Фантастический роман

...Пусть здесь, в этой книге, будут улицы, прогретые беспощадным асфальтовым солнцем полудня, и улицы, медленно остывающие на закате. Улицы, обрызганные крупными редкими отметинами нерешительного дождя, и улицы, залитые ливневыми потоками дождя созревшего, возмужавшего, осознавшего свою силу, с напряженными мускулами упругих струй, вырывающихся из раструбов водосточных труб.

Пусть будут на этих страницах вечерние огни автомашин, ползущие и мерцающие светляки московских подъемов и спусков, московских глубоких оврагов. И пусть будет розовая сонная вода с уроненным в нее куполом старинной церкви, расползающимся, распадающимся на отдельные бессвязные золотые штрихи и блики, когда покой воды благородно, почти бесшумно нарушает остроносая, до предела вытянутая восьмерка, поджарая, как борзая, и такая же утонченно породистая. Пусть будет Москва пенсионеров и детских колясочек, солнечных пятен на песке, запотевших крупными каплями молочных бутылок в авоське домохозяйки; и Москва в грозный час пик, когда, переходя широкий проспект, к метро движутся плотно сомкнутые, темные толпы, как будто мощные колонны наступающих войск; и Москва, спешащая в театр или на концерт, с хрустальными туфельками под мышкой, с перламутровой полоской ровных молодых зубов, блеснувших в улыбке при свете первого вспыхнувшего фонаря.
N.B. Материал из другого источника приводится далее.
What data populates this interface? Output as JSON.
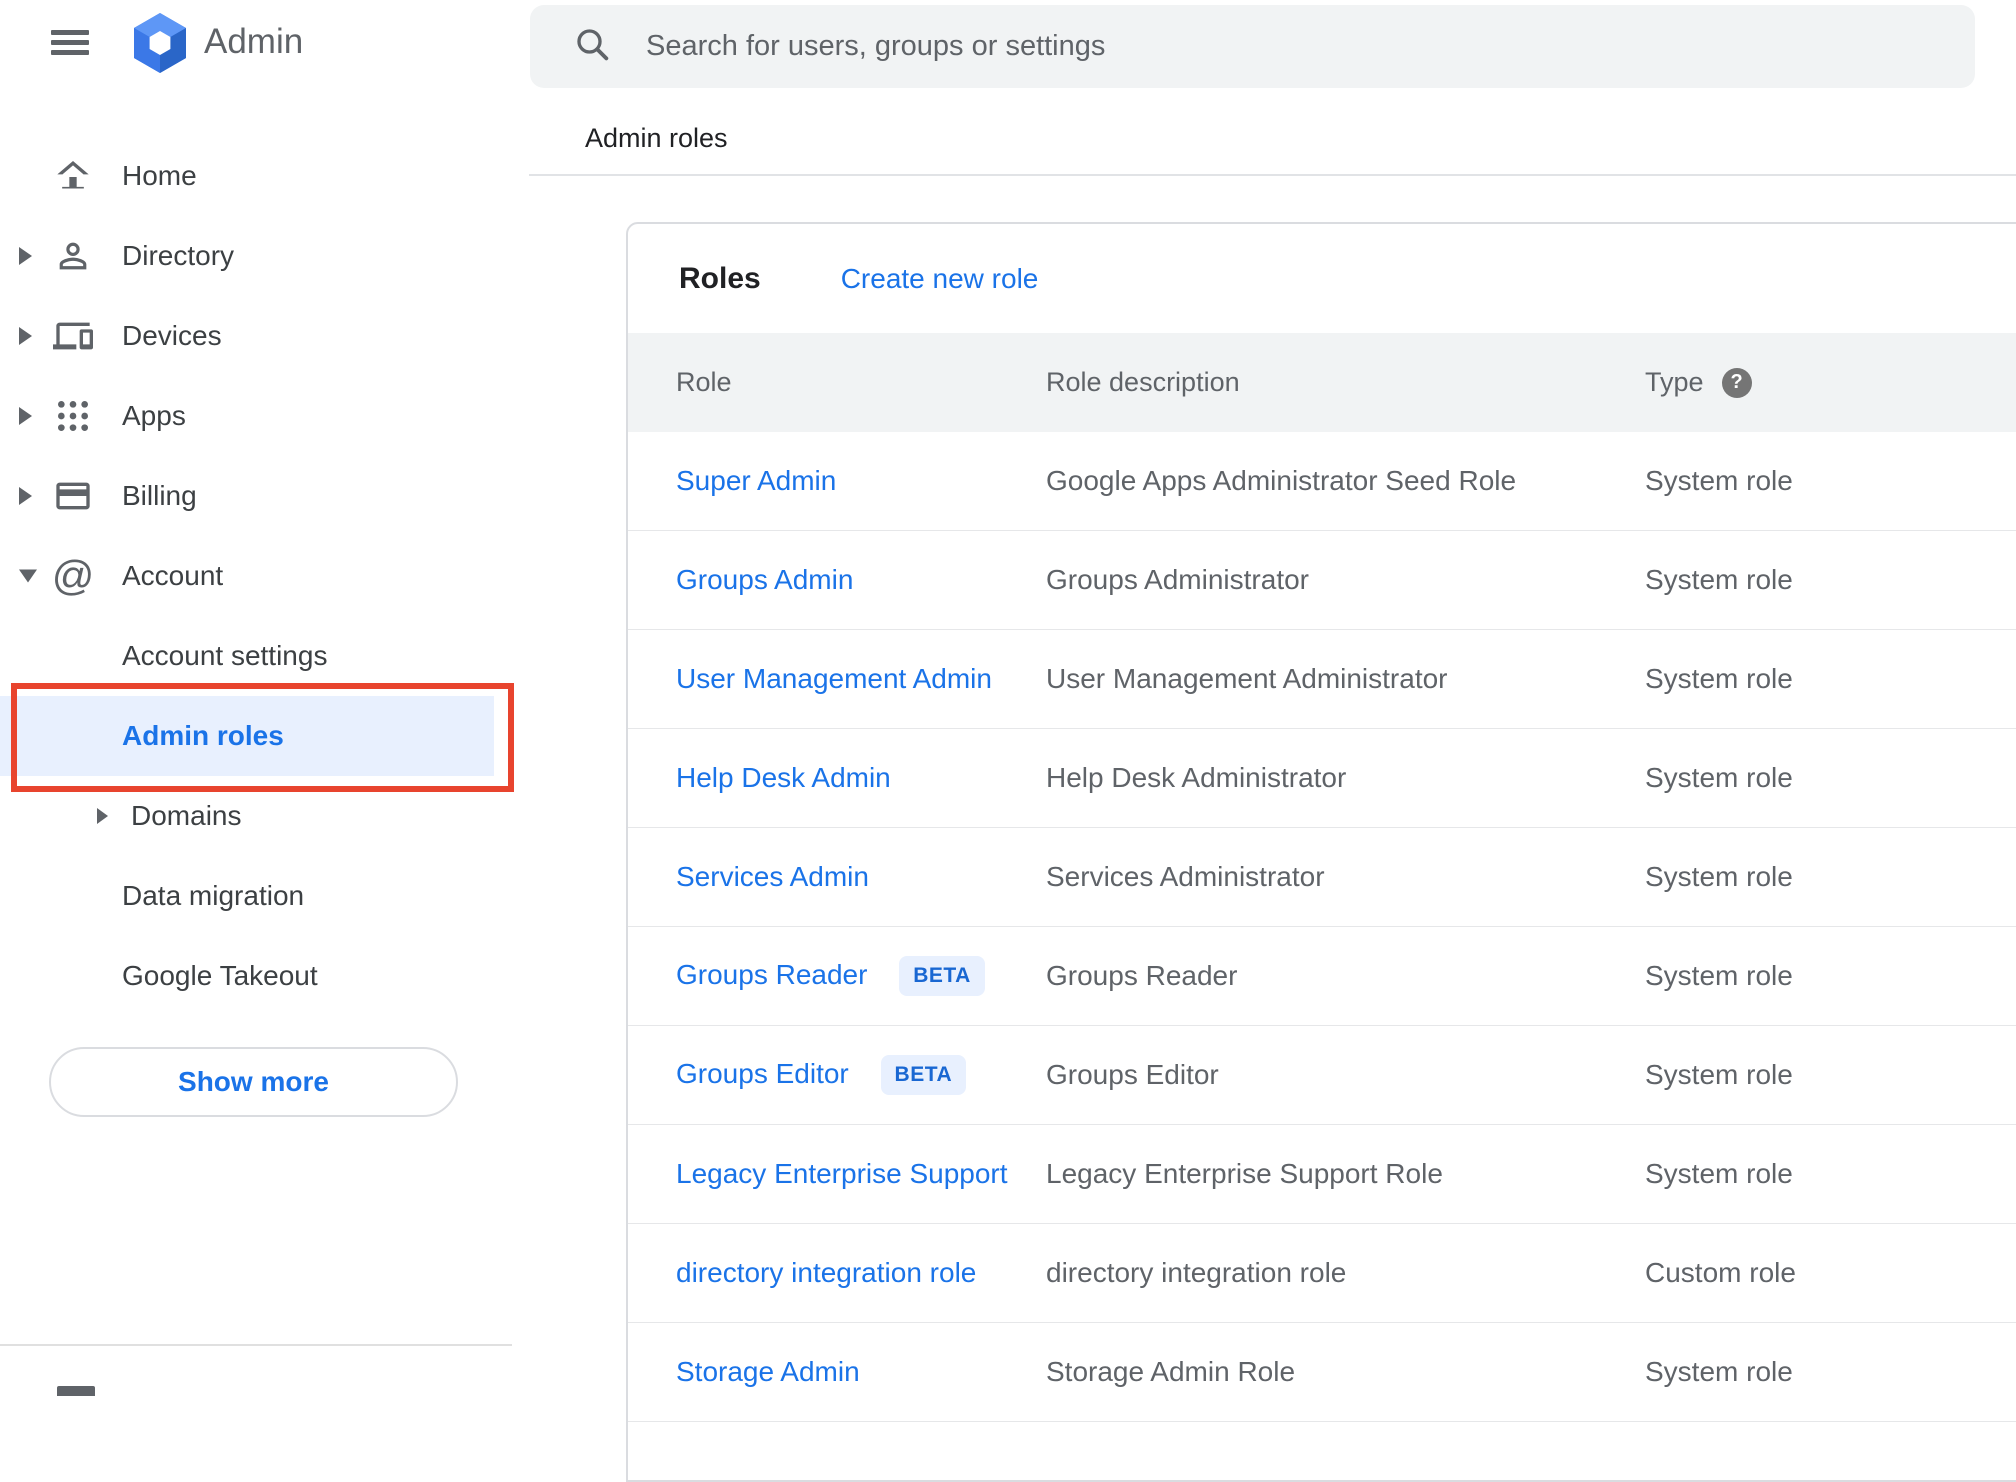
{
  "header": {
    "app_name": "Admin",
    "search_placeholder": "Search for users, groups or settings"
  },
  "breadcrumb": {
    "title": "Admin roles"
  },
  "sidebar": {
    "items": [
      {
        "label": "Home",
        "icon": "home-icon",
        "expandable": false
      },
      {
        "label": "Directory",
        "icon": "person-icon",
        "expandable": true
      },
      {
        "label": "Devices",
        "icon": "devices-icon",
        "expandable": true
      },
      {
        "label": "Apps",
        "icon": "apps-grid-icon",
        "expandable": true
      },
      {
        "label": "Billing",
        "icon": "credit-card-icon",
        "expandable": true
      },
      {
        "label": "Account",
        "icon": "at-sign-icon",
        "expanded": true
      }
    ],
    "account_items": [
      {
        "label": "Account settings",
        "selected": false
      },
      {
        "label": "Admin roles",
        "selected": true,
        "annotated": true
      },
      {
        "label": "Domains",
        "expandable": true
      },
      {
        "label": "Data migration",
        "selected": false
      },
      {
        "label": "Google Takeout",
        "selected": false
      }
    ],
    "show_more_label": "Show more"
  },
  "main": {
    "card_title": "Roles",
    "create_link_label": "Create new role",
    "table": {
      "columns": [
        "Role",
        "Role description",
        "Type"
      ],
      "help_icon_text": "?",
      "rows": [
        {
          "role": "Super Admin",
          "description": "Google Apps Administrator Seed Role",
          "type": "System role"
        },
        {
          "role": "Groups Admin",
          "description": "Groups Administrator",
          "type": "System role"
        },
        {
          "role": "User Management Admin",
          "description": "User Management Administrator",
          "type": "System role"
        },
        {
          "role": "Help Desk Admin",
          "description": "Help Desk Administrator",
          "type": "System role"
        },
        {
          "role": "Services Admin",
          "description": "Services Administrator",
          "type": "System role"
        },
        {
          "role": "Groups Reader",
          "beta_label": "BETA",
          "description": "Groups Reader",
          "type": "System role"
        },
        {
          "role": "Groups Editor",
          "beta_label": "BETA",
          "description": "Groups Editor",
          "type": "System role"
        },
        {
          "role": "Legacy Enterprise Support",
          "description": "Legacy Enterprise Support Role",
          "type": "System role"
        },
        {
          "role": "directory integration role",
          "description": "directory integration role",
          "type": "Custom role"
        },
        {
          "role": "Storage Admin",
          "description": "Storage Admin Role",
          "type": "System role"
        }
      ]
    }
  },
  "colors": {
    "accent_blue": "#1a73e8",
    "selected_bg": "#e8f0fe",
    "annotation_red": "#e8442e",
    "table_header_bg": "#f1f3f4",
    "icon_gray": "#5f6368",
    "text_dark": "#202124"
  }
}
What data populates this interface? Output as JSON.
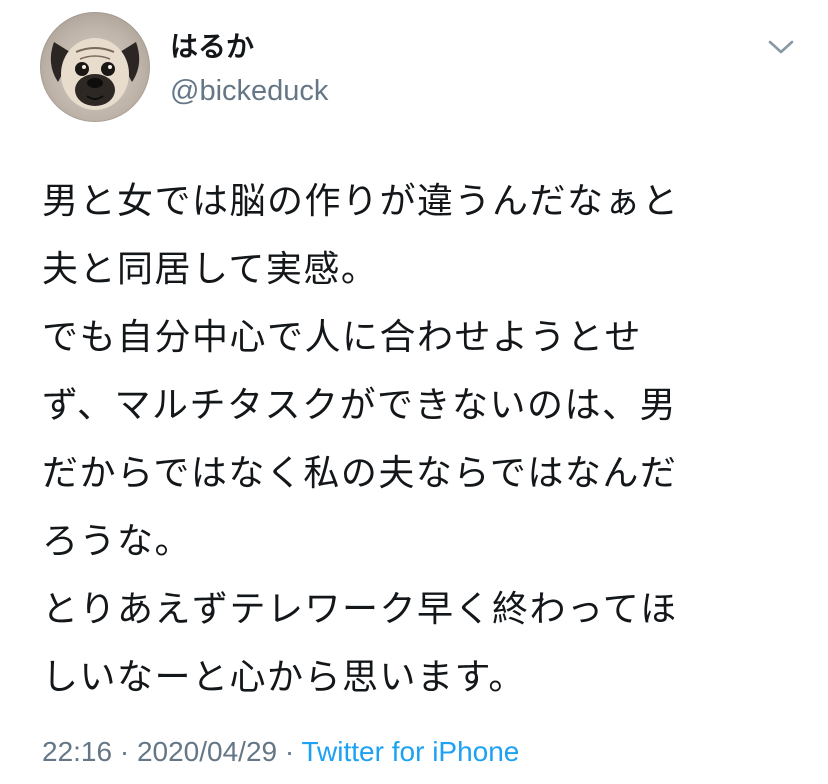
{
  "user": {
    "display_name": "はるか",
    "handle": "@bickeduck",
    "avatar_icon": "pug-avatar-icon"
  },
  "menu": {
    "icon": "chevron-down-icon"
  },
  "tweet": {
    "lines": [
      "男と女では脳の作りが違うんだなぁと",
      "夫と同居して実感。",
      "でも自分中心で人に合わせようとせ",
      "ず、マルチタスクができないのは、男",
      "だからではなく私の夫ならではなんだ",
      "ろうな。",
      "とりあえずテレワーク早く終わってほ",
      "しいなーと心から思います。"
    ]
  },
  "meta": {
    "time": "22:16",
    "separator_1": " · ",
    "date": "2020/04/29",
    "separator_2": " · ",
    "source": "Twitter for iPhone"
  },
  "colors": {
    "text": "#14171a",
    "secondary": "#657786",
    "link": "#1da1f2"
  }
}
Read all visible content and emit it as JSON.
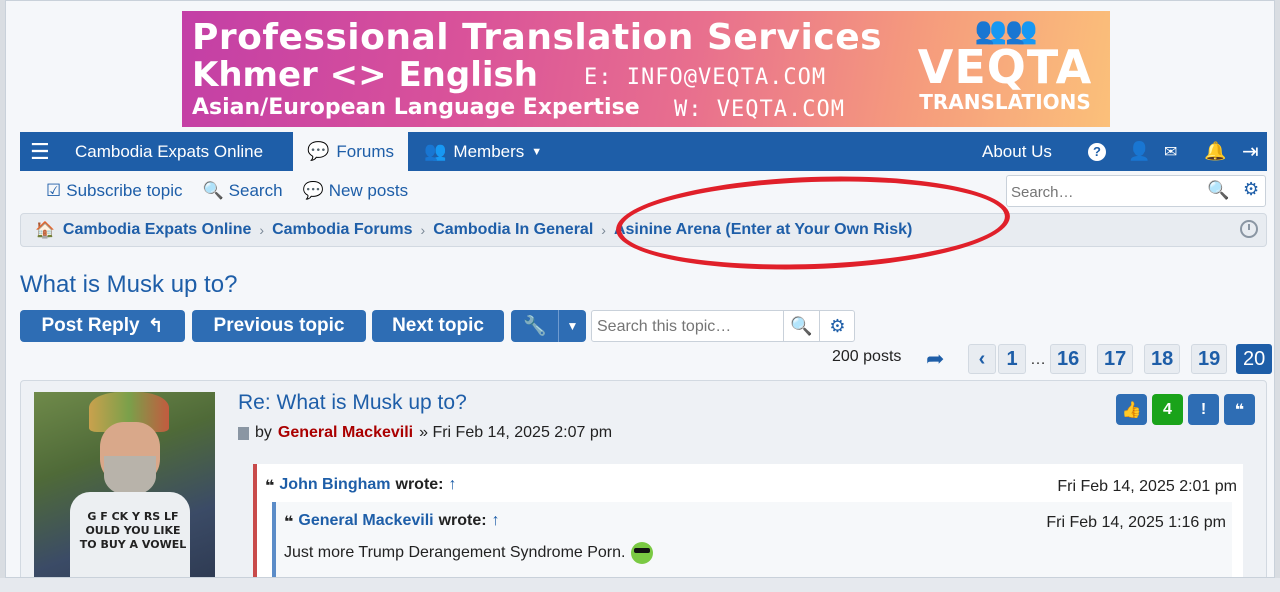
{
  "banner": {
    "line1": "Professional Translation Services",
    "line2": "Khmer <> English",
    "line3": "Asian/European Language Expertise",
    "email": "E: INFO@VEQTA.COM",
    "web": "W: VEQTA.COM",
    "brand": "VEQTA",
    "brand_sub": "TRANSLATIONS"
  },
  "navbar": {
    "site": "Cambodia Expats Online",
    "forums": "Forums",
    "members": "Members",
    "about": "About Us"
  },
  "sublinks": {
    "subscribe": "Subscribe topic",
    "search": "Search",
    "new_posts": "New posts"
  },
  "search": {
    "placeholder": "Search…"
  },
  "breadcrumbs": [
    "Cambodia Expats Online",
    "Cambodia Forums",
    "Cambodia In General",
    "Asinine Arena (Enter at Your Own Risk)"
  ],
  "topic": {
    "title": "What is Musk up to?",
    "post_reply": "Post Reply",
    "previous": "Previous topic",
    "next": "Next topic",
    "search_placeholder": "Search this topic…"
  },
  "pagination": {
    "count": "200 posts",
    "pages": [
      "1",
      "16",
      "17",
      "18",
      "19",
      "20"
    ],
    "ellipsis": "…",
    "current": "20"
  },
  "post": {
    "title": "Re: What is Musk up to?",
    "by": "by",
    "author": "General Mackevili",
    "date": "» Fri Feb 14, 2025 2:07 pm",
    "reactions": "4",
    "shirt_text": "G F CK Y RS LF OULD YOU LIKE TO BUY A VOWEL",
    "quote1": {
      "author": "John Bingham",
      "wrote": "wrote:",
      "arrow": "↑",
      "date": "Fri Feb 14, 2025 2:01 pm"
    },
    "quote2": {
      "author": "General Mackevili",
      "wrote": "wrote:",
      "arrow": "↑",
      "date": "Fri Feb 14, 2025 1:16 pm",
      "body": "Just more Trump Derangement Syndrome Porn."
    }
  }
}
Пусть войдет все то, что я накопила, бродя по тротуарам большого города, схоронила в памяти, припрятала до того времени, когда понадобится. Краски. Звуки. Запахи... И тесная узкая стремнина Петровки с красно-кирпичным боком Петровского монастыря, великолепным праздничным пятном, сочным и звучным, как детский полузабытый сон о радостной красоте Сухаревской башни. И приглушенные удары тяжких молотов за высокой оградой завода, за проходной, а где-то между ударами грохот тонкого листа, похожий на тютчевский7весенний первый гром, дальний, раскатистый. И тот тонкий, сладковатый аромат, что плывет над Болотной набережной, над Стрелкой, когда ветер дует от кондитерской фабрики «Красный Октябрь», такой особенный, приметный, такой характерный для здешних мест. Не позабыть бы только... Не растерять... Не упустить...Я вижу кадр - как будто начало кинофильма-киноповести о моем городе. Да, я вижу кадр: кусок каменной стены, торец здания, и по этому торцу ползет снизу вверх, медленно движется тень от дыма. Самый дым, султан дыма, поднимающийся где-то из трубы, невидим с улицы, заслонен другими домами, козырьками крыш, он канул в чаще города. А вот тень видна - серо-сизо-голубая, утепленная желторозовым камнем стены, она наплывает и движется, наплывает и движется, прерывистая и все-таки непрерывная, нескончаемая, как лента конвейера, пульсирующая. А наискось через весь кадр бегут черные буквы, точно на телеграфной ленте, черные четкие слова, накладываясь на камни стены, на струящуюся ленту дыма. Слова бегут, торопятся, как бы постукивая на стыках, и твердят свое, бесконечное, упрямое: «СКАЗКА БОЛЬШОГО ГОРОДА - СКАЗКА БОЛЬШОГО ГОРОДА - СКА...»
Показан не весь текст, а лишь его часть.